Saturday, January 4, 2025

 

THE EPIPHANY OF THE LORD

5 JANUARY 2025

 

            Saint Paul tells the Ephesians that he has been given the stewardship of God’s grace.  That gift was given to him on the road to Damascus, when the Risen Lord appeared to him to initiate a most dramatic conversion.  As a responsible steward, Saint Paul spent the rest of his life sharing that gift with people, especially non-Jewish Gentiles.

            Saint Matthew explains the gift of God’s grace today.  The magi are probably astrologers who respond not by a direct revelation by God, but by a star, part of God’s creation.  They follow the star, much like the Israelites followed a pillar of fire when leaving Egypt.  Expecting that a king would be born in a capital city, they arrive in Jerusalem.  There, the acting king seeks the advice of the chief priests and the scribes.  They quote the Prophet Micah that the child would be born in Bethlehem.  He sends them there, not to do homage, but to eliminate a potential rival.       

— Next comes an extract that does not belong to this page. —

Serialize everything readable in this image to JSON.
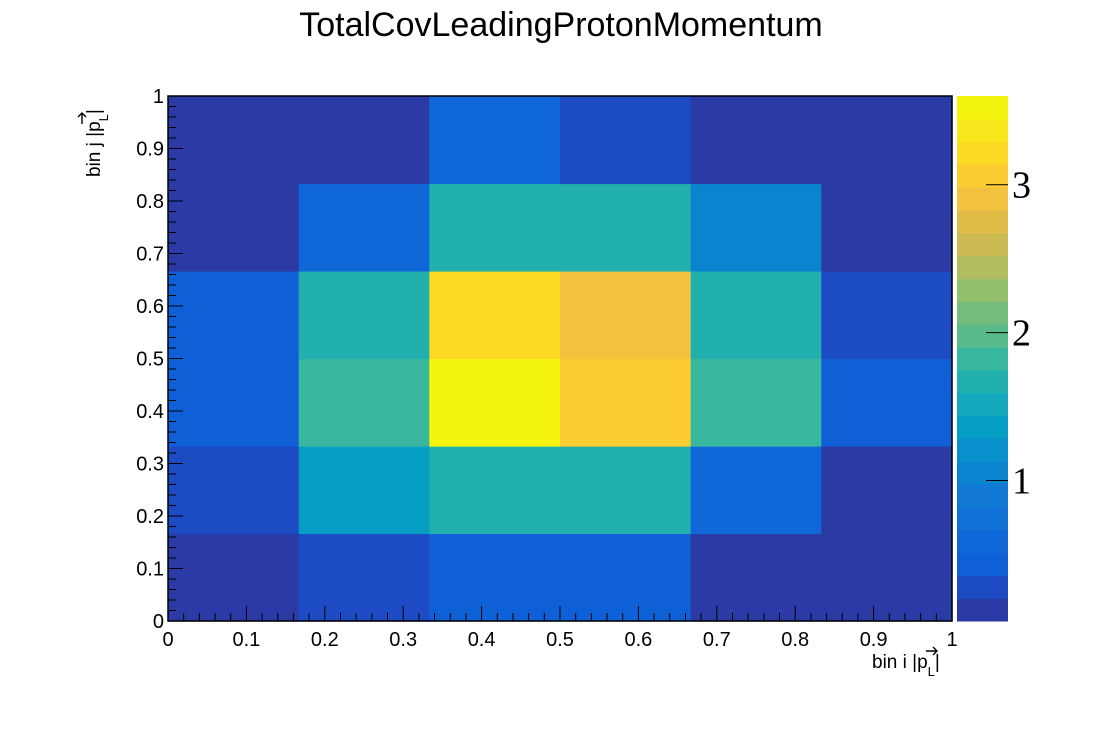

            Directed by the star, they arrive in Bethlehem.  Entering the house, they encounter what appears to be an ordinary baby.  But, guided by the revelation of the Prophet Micah, they perceive much more.  They prostrate themselves to do him homage, acknowledging by their gifts the true identity of this child.  The gold identifies him as the king they had traveled to visit.  The frankincense declares that he is God, and not just an ordinary king in the line of King David.  The myrrh reflects his mission.  Obeying the will of his Father, he will sacrifice his entire life on the cross for the salvation of all.  Having been warned in a dream not to return to Herod, they depart by another way to their country.

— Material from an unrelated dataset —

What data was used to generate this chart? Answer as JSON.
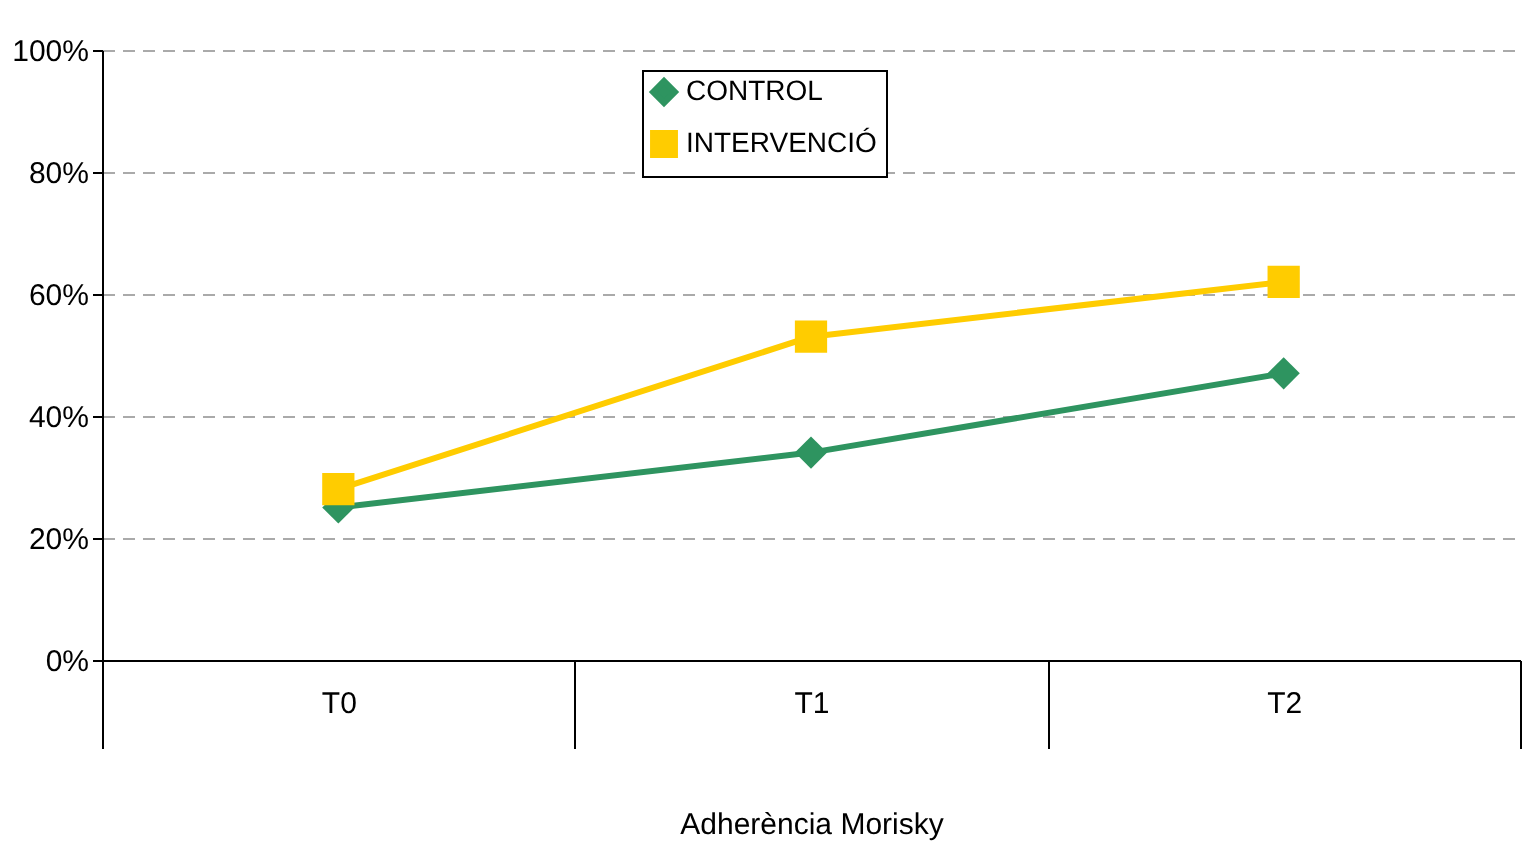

            The irony is striking.  Those who know better should have recognized this gift of God’s grace.  But they ignore it.  Those who have had no understanding or interest in the gift get it.  Their encounter with this gift changed them, indicated by their decision to return home by another way.  The poet T.S. Eliot expresses this conversion in his poem, “Journey of the Magi.”  Eliot speaks from the perspective of one of the magi in his old age.  He describes the difficulties he and his fellow travelers had encountered on their way to Bethlehem.  After painting a word picture of the Mystery that they had encountered, he ends the poem by saying: “We returned to our places, these Kingdoms, but no longer at ease there, in the old dispensation, with an alien people clutching their gods.”  No longer aliens, they now share the gift of God’s grace that Saint Paul describes in the second reading.

            In the first reading, the prophet Isaiah tells Jerusalem to rise in splendor and be so radiant that the world will see the Lord’s light reflected through her inhabitants.  Ironically, he speaks to exiles recently returned to Jerusalem after their fifty-year exile in Babylon.  There is no splendor or radiance in this destroyed city.  But Isaiah promises that God will prevail and overcome their darkness and hard work of rebuilding their city.  Saint Matthew sees this prophecy fulfilled in today’s Gospel.  The magi encounter the splendor and radiance of the infant, who is king, God, and suffering servant.

            No matter how dark and discouraging we may find our world today, we too have been baptized as stewards of God’s grace.  At this Mass, we hear ordinary words and see gifts of bread and wine.  Like the magi, we hear the Lord speaking to us in the Word.  We look beyond the appearance of bread and wine.  We prostrate ourselves during the Eucharistic Prayer in homage and encounter the Lord’s presence as his Body and Precious Blood.  Instead of bringing gifts of gold, frankincense, and myrrh, we bring the gifts of our hearts in praise and thanksgiving.  Then, transformed by these gifts, we are sent out to be stewards of God’s grace to those we encounter in this New Year.